Like many before him, Jim Carlson almost gave up on the Appalachian Trail.
He almost gave up after tumbling down a freezing 7-foot waterfall in New Hampshire. He almost gave up on Father’s Day, when poor cellphone reception kept him from calling his daughter.
But on Oct. 6, nearly six months after he began, the Eagan man emerged at the end of the 2,200-mile trail. He felt different — he was 80 pounds lighter, for one thing. But there was also a less tangible change, something he can’t quite explain.
Carlson spent most of his life dreaming about the trail. At 14, he was on a hike with a group of kids, complaining about how far they had to walk. To get them to stop, their guide told them about the Appalachian Trail and the people who hike it for fun.
“At first I was like, ‘Yeah, they are crazy if they want to do that,’ ” Carlson said. “But it stuck in my head.”
The 39-year-old carpenter took to the trail without any training. In the beginning, he hiked between 8 and 9 miles per day. By the end, he was up to more than 20.

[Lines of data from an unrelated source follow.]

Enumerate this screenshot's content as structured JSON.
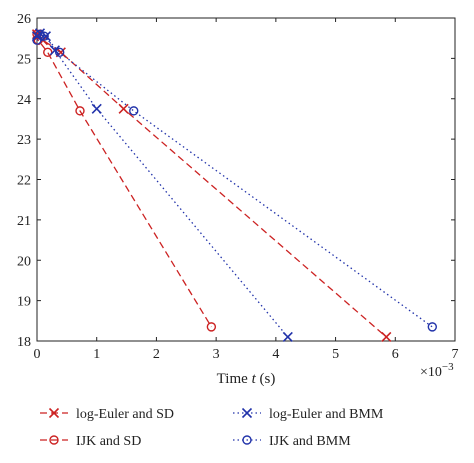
{
  "chart_data": {
    "type": "line",
    "xlabel_prefix": "Time ",
    "xlabel_var": "t",
    "xlabel_suffix": " (s)",
    "ylabel": "",
    "x_multiplier": "×10",
    "x_multiplier_exp": "−3",
    "xlim": [
      0,
      7
    ],
    "ylim": [
      18,
      26
    ],
    "xticks": [
      0,
      1,
      2,
      3,
      4,
      5,
      6,
      7
    ],
    "yticks": [
      18,
      19,
      20,
      21,
      22,
      23,
      24,
      25,
      26
    ],
    "grid": false,
    "legend_position": "bottom",
    "series": [
      {
        "name": "log-Euler and SD",
        "color": "#cc2222",
        "line": "dashed",
        "marker": "x",
        "x": [
          0.0,
          0.02,
          0.1,
          0.4,
          1.45,
          5.85
        ],
        "y": [
          25.6,
          25.55,
          25.45,
          25.15,
          23.75,
          18.1
        ]
      },
      {
        "name": "IJK and SD",
        "color": "#cc2222",
        "line": "dashed",
        "marker": "o",
        "x": [
          0.0,
          0.02,
          0.18,
          0.72,
          2.92
        ],
        "y": [
          25.6,
          25.45,
          25.15,
          23.7,
          18.35
        ]
      },
      {
        "name": "log-Euler and BMM",
        "color": "#2233aa",
        "line": "dotted",
        "marker": "x",
        "x": [
          0.0,
          0.05,
          0.15,
          0.3,
          1.0,
          4.2
        ],
        "y": [
          25.55,
          25.62,
          25.55,
          25.2,
          23.75,
          18.1
        ]
      },
      {
        "name": "IJK and BMM",
        "color": "#2233aa",
        "line": "dotted",
        "marker": "o",
        "x": [
          0.0,
          0.05,
          0.12,
          0.38,
          1.62,
          6.62
        ],
        "y": [
          25.45,
          25.6,
          25.55,
          25.15,
          23.7,
          18.35
        ]
      }
    ]
  }
}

More than 14,000 people have completed the entire trail since the 1930s. Only about 25 percent of those who start make it through to the end.
The trail was crowded, Carlson said, though people fell away after being injured or deciding they simply didn’t want to continue. Some formed groups, though Carlson preferred being on his own. To pass the long days, he’d listen to music or make up games.
He was awed by the landscape around him, including 11 states he’d never seen. Perhaps most memorable, though, was the summer solstice, known on the trail as “Hike Naked Day.”
Returning to daily life has been a challenge. Carlson is already dreaming of completing the Triple Crown — the Appalachian, Pacific Crest and Continental Divide trails. Because even after walking from Georgia to Maine, there’s more to do.
“I thought I’d have it all figured out by the end, what I would do next,” he said. “There’s kind of more questions than I started with.”